Allegedly uploaded clips that it later demanded be taken down.

YouTube chief counsel Zahavah Levine has accused media firm Viacom of using the video sharing site to leak its own material.

The accusation comes as the two firms prepare to meet in court in a case brought by Viacom against YouTube for what it calls "massive intentional copyright infringement".

On his official YouTube blog, Levine warned that the case could spell the end for the firm.

"YouTube and sites like it will cease to exist in their current form if Viacom and others have their way in their lawsuits against YouTube," he wrote.

Viacom argued that YouTube does not do enough to protect rights holders, but Levine countered that determining ownership is not its responsibility, but that of the rights holder.

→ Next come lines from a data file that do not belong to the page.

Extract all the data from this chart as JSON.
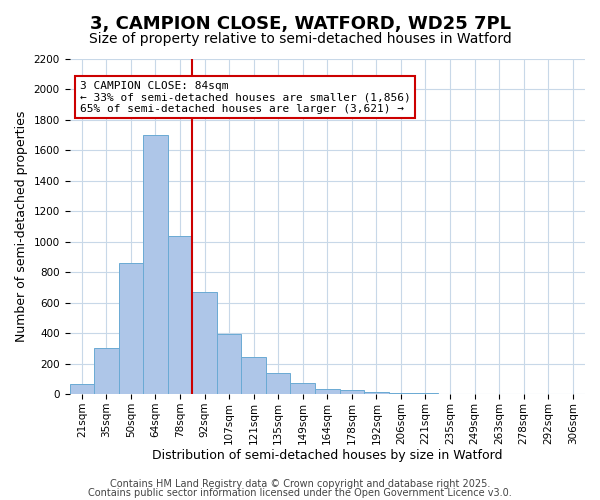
{
  "title": "3, CAMPION CLOSE, WATFORD, WD25 7PL",
  "subtitle": "Size of property relative to semi-detached houses in Watford",
  "xlabel": "Distribution of semi-detached houses by size in Watford",
  "ylabel": "Number of semi-detached properties",
  "bar_labels": [
    "21sqm",
    "35sqm",
    "50sqm",
    "64sqm",
    "78sqm",
    "92sqm",
    "107sqm",
    "121sqm",
    "135sqm",
    "149sqm",
    "164sqm",
    "178sqm",
    "192sqm",
    "206sqm",
    "221sqm",
    "235sqm",
    "249sqm",
    "263sqm",
    "278sqm",
    "292sqm",
    "306sqm"
  ],
  "bar_values": [
    70,
    305,
    860,
    1700,
    1040,
    670,
    395,
    245,
    140,
    75,
    35,
    25,
    15,
    5,
    5,
    2,
    1,
    1,
    0,
    0,
    0
  ],
  "bar_color": "#aec6e8",
  "bar_edge_color": "#6aaad4",
  "property_line_x": 4.5,
  "property_line_color": "#cc0000",
  "annotation_text": "3 CAMPION CLOSE: 84sqm\n← 33% of semi-detached houses are smaller (1,856)\n65% of semi-detached houses are larger (3,621) →",
  "annotation_box_edgecolor": "#cc0000",
  "ylim": [
    0,
    2200
  ],
  "yticks": [
    0,
    200,
    400,
    600,
    800,
    1000,
    1200,
    1400,
    1600,
    1800,
    2000,
    2200
  ],
  "background_color": "#ffffff",
  "grid_color": "#c8d8e8",
  "footer_line1": "Contains HM Land Registry data © Crown copyright and database right 2025.",
  "footer_line2": "Contains public sector information licensed under the Open Government Licence v3.0.",
  "title_fontsize": 13,
  "subtitle_fontsize": 10,
  "xlabel_fontsize": 9,
  "ylabel_fontsize": 9,
  "tick_fontsize": 7.5,
  "annotation_fontsize": 8,
  "footer_fontsize": 7
}
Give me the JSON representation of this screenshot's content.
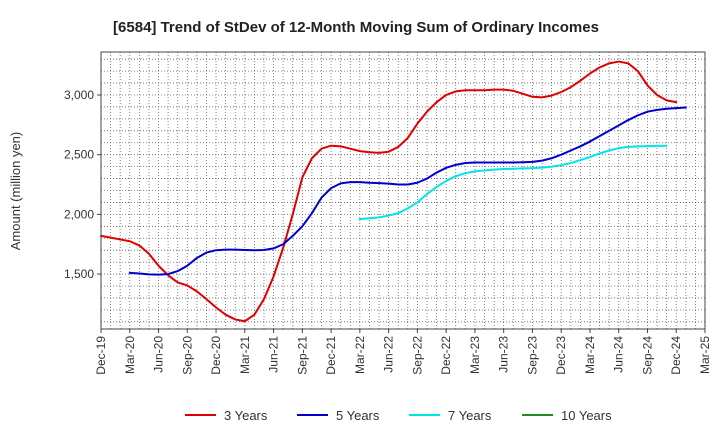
{
  "chart_data": {
    "type": "line",
    "title": "[6584]  Trend of StDev of 12-Month Moving Sum of Ordinary Incomes",
    "xlabel": "",
    "ylabel": "Amount (million yen)",
    "ylim": [
      1040,
      3360
    ],
    "yticks": [
      1500,
      2000,
      2500,
      3000
    ],
    "ytick_labels": [
      "1,500",
      "2,000",
      "2,500",
      "3,000"
    ],
    "x_categories": [
      "Dec-19",
      "Mar-20",
      "Jun-20",
      "Sep-20",
      "Dec-20",
      "Mar-21",
      "Jun-21",
      "Sep-21",
      "Dec-21",
      "Mar-22",
      "Jun-22",
      "Sep-22",
      "Dec-22",
      "Mar-23",
      "Jun-23",
      "Sep-23",
      "Dec-23",
      "Mar-24",
      "Jun-24",
      "Sep-24",
      "Dec-24",
      "Mar-25"
    ],
    "grid": true,
    "series": [
      {
        "name": "3 Years",
        "color": "#e00000",
        "start_index": 0,
        "values": [
          1820,
          1805,
          1790,
          1775,
          1740,
          1670,
          1570,
          1490,
          1430,
          1405,
          1355,
          1290,
          1220,
          1160,
          1120,
          1105,
          1160,
          1290,
          1480,
          1720,
          2000,
          2310,
          2470,
          2550,
          2575,
          2570,
          2550,
          2530,
          2520,
          2515,
          2525,
          2565,
          2640,
          2760,
          2860,
          2940,
          3000,
          3030,
          3040,
          3040,
          3040,
          3045,
          3045,
          3035,
          3010,
          2985,
          2980,
          2995,
          3025,
          3065,
          3120,
          3180,
          3230,
          3265,
          3280,
          3265,
          3200,
          3080,
          3000,
          2955,
          2940
        ]
      },
      {
        "name": "5 Years",
        "color": "#0000cc",
        "start_index": 3,
        "values": [
          1510,
          1505,
          1498,
          1495,
          1500,
          1525,
          1570,
          1635,
          1680,
          1700,
          1705,
          1705,
          1702,
          1700,
          1702,
          1715,
          1750,
          1820,
          1900,
          2010,
          2140,
          2220,
          2260,
          2270,
          2270,
          2265,
          2262,
          2258,
          2250,
          2250,
          2265,
          2300,
          2350,
          2390,
          2415,
          2430,
          2435,
          2435,
          2435,
          2435,
          2435,
          2437,
          2440,
          2450,
          2470,
          2500,
          2535,
          2570,
          2610,
          2655,
          2700,
          2745,
          2790,
          2830,
          2860,
          2875,
          2885,
          2890,
          2895
        ]
      },
      {
        "name": "7 Years",
        "color": "#00e5e5",
        "start_index": 27,
        "values": [
          1960,
          1968,
          1975,
          1990,
          2010,
          2050,
          2100,
          2170,
          2230,
          2280,
          2320,
          2345,
          2360,
          2368,
          2375,
          2380,
          2382,
          2385,
          2387,
          2392,
          2400,
          2412,
          2430,
          2455,
          2480,
          2510,
          2535,
          2555,
          2565,
          2570,
          2572,
          2574,
          2575
        ]
      },
      {
        "name": "10 Years",
        "color": "#228b22",
        "start_index": 0,
        "values": []
      }
    ]
  }
}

He cited the Digital Millennium Copyright Act (DMCA), which protects service providers, adding, "In this case, it was made even harder by Viacom’s own practices."

Levine alleged that both before and after the complaint was launched, Viacom workers leaked videos to YouTube with the blessing of their employer.

"For years, Viacom continuously and secretly uploaded its content to YouTube, even while publicly complaining about its presence [there]," Levine wrote.

He alleged that Viacom hired no fewer than 18 different marketing agencies to upload its content to the site, deliberately "roughing up" the videos to make them look stolen or leaked.

According to the post, "Viacom opened YouTube accounts using phoney email addresses. It even sent employees to Kinko's to upload clips from computers that couldn't be traced to Viacom."

This range and wealth of uploads even confused Viacom itself, according to Levine, who said that often YouTube would be contacted by the firm to remove video clips, only to be asked to republish them at a later date.

"On countless occasions Viacom demanded the removal of clips that it had uploaded to YouTube, only to return later to sheepishly ask for their reinstatement. In fact, some of the very clips that Viacom is suing us over were actually uploaded by Viacom itself," he explained.

Released court documents also show that the firm insisted that clips were kept livebecause they were helping their ratings.

In February 2007, Viacom approached YouTube and demanded that a large number of its videos be removed, which the latter did the following day. Following  this, Viacom turned to litigation, demanding US$1bn in reparations.

The legal case is expected to finish this winter.